In woonzorgcentrum Humanitas Deventer wonen sinds 2012 studenten samen met ouderen. Het initiatief, dat begon met één student, groeide uit tot een internationaal voorbeeld van intergenerationeel samenleven. Studenten krijgen er gratis woonruimte in ruil voor hun inzet als ‘goede buur’, waarbij ze zich minimaal dertig uur per maand inzetten voor sociale interactie met bewoners. Van samen eten tot technische hulp, het idee is simpel: jongeren brengen leven in het huis, ouderen bieden wijsheid en gezelschap. Toch blijft dit model, hoe succesvol ook, slechts één van de mogelijke manieren om generaties te verbinden.
Rotterdam kiest voor een andere benadering. Judith van den Dool, programmamanager Informele Zorg bij Stichting Humanitas Rotterdam, benadrukt dat zij geen studenten laten inwonen.
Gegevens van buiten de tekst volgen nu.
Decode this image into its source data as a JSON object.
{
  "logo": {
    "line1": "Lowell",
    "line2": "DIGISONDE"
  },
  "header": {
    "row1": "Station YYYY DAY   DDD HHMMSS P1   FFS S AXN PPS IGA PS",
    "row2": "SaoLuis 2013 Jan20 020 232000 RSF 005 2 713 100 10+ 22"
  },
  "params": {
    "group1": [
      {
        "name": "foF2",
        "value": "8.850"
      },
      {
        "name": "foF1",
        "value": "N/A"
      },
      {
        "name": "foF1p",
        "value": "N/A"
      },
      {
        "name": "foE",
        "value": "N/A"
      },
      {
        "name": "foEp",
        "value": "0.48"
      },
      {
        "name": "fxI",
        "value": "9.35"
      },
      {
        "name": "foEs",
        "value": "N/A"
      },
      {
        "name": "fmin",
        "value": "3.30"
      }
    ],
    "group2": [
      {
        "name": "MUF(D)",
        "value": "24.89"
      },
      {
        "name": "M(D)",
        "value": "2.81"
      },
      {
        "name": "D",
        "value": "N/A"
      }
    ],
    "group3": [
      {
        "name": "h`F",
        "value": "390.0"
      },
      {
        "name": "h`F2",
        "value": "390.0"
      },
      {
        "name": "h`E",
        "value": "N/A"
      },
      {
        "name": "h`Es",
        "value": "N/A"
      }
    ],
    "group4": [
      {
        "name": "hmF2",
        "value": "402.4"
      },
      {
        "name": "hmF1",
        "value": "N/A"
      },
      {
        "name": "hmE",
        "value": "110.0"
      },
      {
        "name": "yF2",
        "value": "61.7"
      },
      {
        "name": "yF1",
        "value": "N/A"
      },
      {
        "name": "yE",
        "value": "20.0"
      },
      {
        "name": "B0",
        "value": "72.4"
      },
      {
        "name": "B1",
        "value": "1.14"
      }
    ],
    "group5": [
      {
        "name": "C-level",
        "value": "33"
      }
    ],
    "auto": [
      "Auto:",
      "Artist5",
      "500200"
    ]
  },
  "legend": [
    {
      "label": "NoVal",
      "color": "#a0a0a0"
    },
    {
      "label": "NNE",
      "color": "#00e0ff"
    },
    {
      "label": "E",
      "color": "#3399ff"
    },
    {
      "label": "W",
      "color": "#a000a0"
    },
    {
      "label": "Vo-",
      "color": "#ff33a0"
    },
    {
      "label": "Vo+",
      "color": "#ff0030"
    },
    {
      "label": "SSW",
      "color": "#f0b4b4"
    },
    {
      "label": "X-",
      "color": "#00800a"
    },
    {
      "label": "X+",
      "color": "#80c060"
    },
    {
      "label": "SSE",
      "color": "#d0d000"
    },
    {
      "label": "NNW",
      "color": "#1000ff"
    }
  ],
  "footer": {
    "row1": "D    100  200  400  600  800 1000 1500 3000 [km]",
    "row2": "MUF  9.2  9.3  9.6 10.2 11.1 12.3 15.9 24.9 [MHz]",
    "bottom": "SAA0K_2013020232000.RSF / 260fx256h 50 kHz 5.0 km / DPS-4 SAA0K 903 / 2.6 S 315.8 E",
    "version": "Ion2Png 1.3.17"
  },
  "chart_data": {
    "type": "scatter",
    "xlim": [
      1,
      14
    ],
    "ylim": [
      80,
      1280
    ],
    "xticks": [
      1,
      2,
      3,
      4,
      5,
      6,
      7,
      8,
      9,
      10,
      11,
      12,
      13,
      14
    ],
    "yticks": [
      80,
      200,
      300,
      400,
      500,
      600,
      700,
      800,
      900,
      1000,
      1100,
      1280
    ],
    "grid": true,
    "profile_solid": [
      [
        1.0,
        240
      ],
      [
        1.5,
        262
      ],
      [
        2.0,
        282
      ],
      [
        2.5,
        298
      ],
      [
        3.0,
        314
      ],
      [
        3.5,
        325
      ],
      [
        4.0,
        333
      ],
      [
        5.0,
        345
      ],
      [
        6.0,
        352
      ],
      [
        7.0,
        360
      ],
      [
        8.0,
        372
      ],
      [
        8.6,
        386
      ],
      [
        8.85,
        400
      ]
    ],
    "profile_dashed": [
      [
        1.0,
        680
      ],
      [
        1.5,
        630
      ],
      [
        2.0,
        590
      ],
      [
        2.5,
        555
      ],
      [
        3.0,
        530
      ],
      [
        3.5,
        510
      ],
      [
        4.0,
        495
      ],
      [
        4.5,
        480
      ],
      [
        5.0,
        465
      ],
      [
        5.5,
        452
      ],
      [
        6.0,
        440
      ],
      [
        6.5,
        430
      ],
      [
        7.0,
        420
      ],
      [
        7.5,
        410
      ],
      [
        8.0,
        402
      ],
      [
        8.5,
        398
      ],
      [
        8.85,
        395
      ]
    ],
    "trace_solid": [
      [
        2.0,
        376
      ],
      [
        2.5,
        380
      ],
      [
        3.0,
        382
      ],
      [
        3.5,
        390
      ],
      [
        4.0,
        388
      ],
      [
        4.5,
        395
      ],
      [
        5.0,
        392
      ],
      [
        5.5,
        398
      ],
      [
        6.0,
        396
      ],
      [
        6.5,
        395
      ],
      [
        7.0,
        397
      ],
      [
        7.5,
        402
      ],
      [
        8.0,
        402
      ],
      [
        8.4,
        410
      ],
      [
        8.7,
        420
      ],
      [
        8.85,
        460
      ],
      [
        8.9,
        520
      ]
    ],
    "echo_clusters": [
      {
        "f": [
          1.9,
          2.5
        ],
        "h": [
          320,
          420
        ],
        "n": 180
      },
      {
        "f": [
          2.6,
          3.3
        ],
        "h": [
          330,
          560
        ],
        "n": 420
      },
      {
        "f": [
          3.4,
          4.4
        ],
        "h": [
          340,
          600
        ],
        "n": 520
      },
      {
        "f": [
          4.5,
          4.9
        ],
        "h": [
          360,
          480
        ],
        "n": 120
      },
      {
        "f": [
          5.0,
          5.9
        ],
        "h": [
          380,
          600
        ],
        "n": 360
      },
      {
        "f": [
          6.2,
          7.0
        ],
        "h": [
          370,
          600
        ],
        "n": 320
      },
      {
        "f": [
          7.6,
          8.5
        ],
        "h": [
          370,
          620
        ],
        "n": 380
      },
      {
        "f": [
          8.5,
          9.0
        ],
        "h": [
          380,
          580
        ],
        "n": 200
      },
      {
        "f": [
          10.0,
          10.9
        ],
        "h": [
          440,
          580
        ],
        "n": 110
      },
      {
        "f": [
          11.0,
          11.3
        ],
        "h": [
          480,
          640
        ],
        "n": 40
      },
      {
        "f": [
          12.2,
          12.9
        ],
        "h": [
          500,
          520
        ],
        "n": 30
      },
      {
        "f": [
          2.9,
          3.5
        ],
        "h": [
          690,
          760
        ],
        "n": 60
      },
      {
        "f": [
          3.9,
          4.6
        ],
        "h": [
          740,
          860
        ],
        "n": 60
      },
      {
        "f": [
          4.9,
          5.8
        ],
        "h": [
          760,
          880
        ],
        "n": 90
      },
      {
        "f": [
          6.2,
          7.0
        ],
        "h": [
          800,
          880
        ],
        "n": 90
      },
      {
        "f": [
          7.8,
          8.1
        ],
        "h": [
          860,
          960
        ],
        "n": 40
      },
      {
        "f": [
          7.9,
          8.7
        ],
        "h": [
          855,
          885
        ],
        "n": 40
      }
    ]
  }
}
Niet omdat ze niet geloven in generatiemenging, maar omdat ze hun focus breder leggen. “Onze doelgroep is veel diverser,” legt ze uit. “We richten ons niet alleen op ouderen, maar ook op GGZ-cliënten, mensen met hiv, sekswerkers. Mensen die vaak in de marge van de samenleving leven, en die we juist weer centraal willen stellen.”
Humanitas Rotterdam ziet de aankomende vergrijzingsgolf als aanleiding om het zorgmodel fundamenteel te herzien. “We zullen het niet meer redden met alleen formele zorg,” zegt Judith. “Maar het gaat ons niet om het vullen van gaten in personeelsbestanden. Wat wij doen is een fundamenteel andere benadering: relaties centraal stellen.” Het menselijk bestaan draait volgens haar om verbondenheid. Mensen gedijen niet in een systeem waarin zorg alleen fysiek en functioneel is. “Je kunt beter een keertje minder warm eten, maar wel samen aan tafel zitten, dan dagelijks perfect verzorgd worden maar in eenzaamheid.”
Dat gedachtegoed komt voort uit een humanistische visie die bij Humanitas diepgeworteld is. Wie daar woont of zorg ontvangt, moet zichzelf kunnen blijven – zelfs als dat betekent dat iemand kampt met verslaving of hiv. Judith: “We wijzen niemand af. We zien mensen als mens, ook in hun kwetsbaarheid. Dat is waar wij ons in onderscheiden.” Terwijl andere instellingen mogelijk selectiever omgaan met wie ze opnemen, stelt Humanitas Rotterdam inclusie centraal – zonder voorwaarden vooraf.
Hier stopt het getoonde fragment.